Il governo Draghi tra l’altro ha previsto che sia una Commissione tecnica, la Pniec-Pnrr, a valutare l’impatto ambientale, sottraendolo di fatto alle Regioni e imponendo tutto d’autorità. Per la produzione e la realizzazione di energia si ricevono i finanziamenti del Pnrr, che saranno erogati anche in condizioni sfavorevoli. Quindi anche in assenza di vento o se la rete, che in Sardegna è antiquata e non dimensionata alla quantità di energia che si produrrebbe, è sovraccarica. In questi casi la multinazionale sarà pagata ugualmente.

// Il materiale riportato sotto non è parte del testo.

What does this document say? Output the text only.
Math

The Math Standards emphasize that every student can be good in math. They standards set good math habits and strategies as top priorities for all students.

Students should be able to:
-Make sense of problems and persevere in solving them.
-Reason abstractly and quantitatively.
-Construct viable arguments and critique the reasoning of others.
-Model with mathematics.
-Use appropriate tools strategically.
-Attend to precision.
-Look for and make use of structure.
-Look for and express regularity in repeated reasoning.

Il dott. Pisci ci racconta dell’impegno profuso già dal gennaio 2023 quando si accorsero di questa “corsa all’oro, in un anarchismo speculativo senza precedenti, una predazione assoluta dai danni incalcolabili”. E a nome di tutti i comitati sardi ribadisce, affinché la loro posizione non sia equivocata, che non sono contrari tout court alla transizione energetica, ma chiedono che avvenga nel rispetto della dignità del popolo sardo e che non si consenta alla speculazione di prendere piede.

E a nulla serve purtroppo la moratoria emessa dalla governatrice Todde che anzi si rivela non solo inefficace ma anche pericolosa giacché non impedisce che si possano richiedere e ottenere autorizzazioni; blocca i cantieri per 18 mesi ma non i procedimenti autorizzativi con la scusa che il decreto 199/2021 vieterebbe le moratorie; dimenticandosi forse che può avvalersi dell’articolo 51 dello Statuto Speciale che permette alla Regione di impugnare leggi nazionali che siano lesive degli interessi economici dell’isola.

È già partita una raccolta firme per un referendum consultivo. Si potrà firmare presso gli uffici elettorali dei maggiori comuni sardi. Ma in questi giorni è iniziata anche la raccolta firme per una legge di iniziativa popolare che consenta ai cittadini sardi di esprimersi contro tale procedimento imposto alla Sardegna che scavalca le amministrazioni e le comunità locali.